Nada terputus. Pembiaraan yang walau hanya sebentar, namun dapat mulai melegakan
diri Seruni. Semakin malam, ia mulai merasa lebih tenang, ia sangat tak sabar untuk bertemu
teman lamanya itu. Kemudian, terbayang olehnya apa yang akan ia ceritakan kepada Della,
segalanya, baik dan buruknya, dari awal hingga akhir. Seruni pun tidur dengan nyenyak
malam itu.

***
Lonceng kecil pada pintu café berbunyi, menandakan ada lagi pelanggan datang yang
ingin menghabiskan sore harinya di tempat itu. Seruni masih tenggelam dalam lamunannya
ketika seseorang dengan nyamannya duduk di kursi kosong di hadapannya, membuat dirinya
tersentak.

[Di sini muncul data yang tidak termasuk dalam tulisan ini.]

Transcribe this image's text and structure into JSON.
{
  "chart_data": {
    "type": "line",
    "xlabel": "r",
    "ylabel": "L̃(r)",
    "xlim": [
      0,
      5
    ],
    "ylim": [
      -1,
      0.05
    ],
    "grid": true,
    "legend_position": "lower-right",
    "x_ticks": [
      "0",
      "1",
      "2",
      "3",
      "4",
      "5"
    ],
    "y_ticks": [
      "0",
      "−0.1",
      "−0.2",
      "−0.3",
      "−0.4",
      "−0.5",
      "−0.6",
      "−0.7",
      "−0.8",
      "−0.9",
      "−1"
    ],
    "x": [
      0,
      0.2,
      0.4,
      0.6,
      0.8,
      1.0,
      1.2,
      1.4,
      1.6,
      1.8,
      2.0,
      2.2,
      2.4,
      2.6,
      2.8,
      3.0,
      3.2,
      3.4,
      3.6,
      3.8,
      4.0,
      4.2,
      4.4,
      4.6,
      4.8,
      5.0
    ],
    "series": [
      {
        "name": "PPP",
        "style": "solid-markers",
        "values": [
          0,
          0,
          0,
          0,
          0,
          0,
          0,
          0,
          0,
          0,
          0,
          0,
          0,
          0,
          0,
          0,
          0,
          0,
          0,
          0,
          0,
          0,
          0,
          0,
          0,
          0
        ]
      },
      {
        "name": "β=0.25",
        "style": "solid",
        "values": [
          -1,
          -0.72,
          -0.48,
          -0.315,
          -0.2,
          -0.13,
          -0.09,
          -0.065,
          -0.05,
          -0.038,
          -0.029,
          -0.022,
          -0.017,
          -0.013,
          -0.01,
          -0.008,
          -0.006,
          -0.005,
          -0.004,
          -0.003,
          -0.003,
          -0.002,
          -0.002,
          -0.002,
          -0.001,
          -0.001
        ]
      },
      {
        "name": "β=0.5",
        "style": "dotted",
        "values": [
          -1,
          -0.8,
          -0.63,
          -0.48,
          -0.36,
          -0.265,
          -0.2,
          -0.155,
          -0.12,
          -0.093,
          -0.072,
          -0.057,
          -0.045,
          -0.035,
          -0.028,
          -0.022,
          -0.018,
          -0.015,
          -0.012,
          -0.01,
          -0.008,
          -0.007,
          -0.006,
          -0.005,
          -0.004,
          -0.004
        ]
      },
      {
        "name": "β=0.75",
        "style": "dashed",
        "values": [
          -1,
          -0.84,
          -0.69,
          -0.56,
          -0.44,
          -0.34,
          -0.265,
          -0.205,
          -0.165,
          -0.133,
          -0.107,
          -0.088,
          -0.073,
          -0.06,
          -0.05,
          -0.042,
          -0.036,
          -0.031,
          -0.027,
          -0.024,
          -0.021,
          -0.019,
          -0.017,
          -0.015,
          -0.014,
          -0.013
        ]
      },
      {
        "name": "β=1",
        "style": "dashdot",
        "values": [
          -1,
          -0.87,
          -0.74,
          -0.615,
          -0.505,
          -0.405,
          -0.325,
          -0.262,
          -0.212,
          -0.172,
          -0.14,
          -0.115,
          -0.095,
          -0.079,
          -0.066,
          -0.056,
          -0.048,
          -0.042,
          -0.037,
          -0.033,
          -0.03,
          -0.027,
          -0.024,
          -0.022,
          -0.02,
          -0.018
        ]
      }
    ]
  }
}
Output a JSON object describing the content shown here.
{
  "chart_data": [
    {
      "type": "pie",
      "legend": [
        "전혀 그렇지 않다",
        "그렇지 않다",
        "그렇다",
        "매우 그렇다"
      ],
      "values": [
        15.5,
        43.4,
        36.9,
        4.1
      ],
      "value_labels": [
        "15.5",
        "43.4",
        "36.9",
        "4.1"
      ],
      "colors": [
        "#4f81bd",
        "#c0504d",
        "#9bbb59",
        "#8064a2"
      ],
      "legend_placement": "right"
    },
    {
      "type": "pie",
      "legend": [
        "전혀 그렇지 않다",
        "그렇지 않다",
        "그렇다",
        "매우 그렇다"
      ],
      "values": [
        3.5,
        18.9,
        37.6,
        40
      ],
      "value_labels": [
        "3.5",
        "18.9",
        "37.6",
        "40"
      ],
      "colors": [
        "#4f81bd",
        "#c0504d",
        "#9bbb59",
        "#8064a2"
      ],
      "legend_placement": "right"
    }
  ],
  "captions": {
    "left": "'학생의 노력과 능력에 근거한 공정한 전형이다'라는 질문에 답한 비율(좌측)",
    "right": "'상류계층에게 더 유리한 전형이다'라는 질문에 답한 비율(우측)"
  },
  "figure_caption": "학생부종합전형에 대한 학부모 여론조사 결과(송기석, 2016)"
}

Rupanya orang itu Della, memerhatikan Seruni sembari menggelengkan kepala.

“Bengong aja lo, kebiasaan.”

“Hehehe, tapi gak telat kan gue, Del.”

“Tumben banget! Biasanya orang bisa nunggu lo sejam lebih. Salut gue, hari ini lo
bisa duluan sampai.”

“Iya, kan, gue kangeeen banget sama lo, Del.”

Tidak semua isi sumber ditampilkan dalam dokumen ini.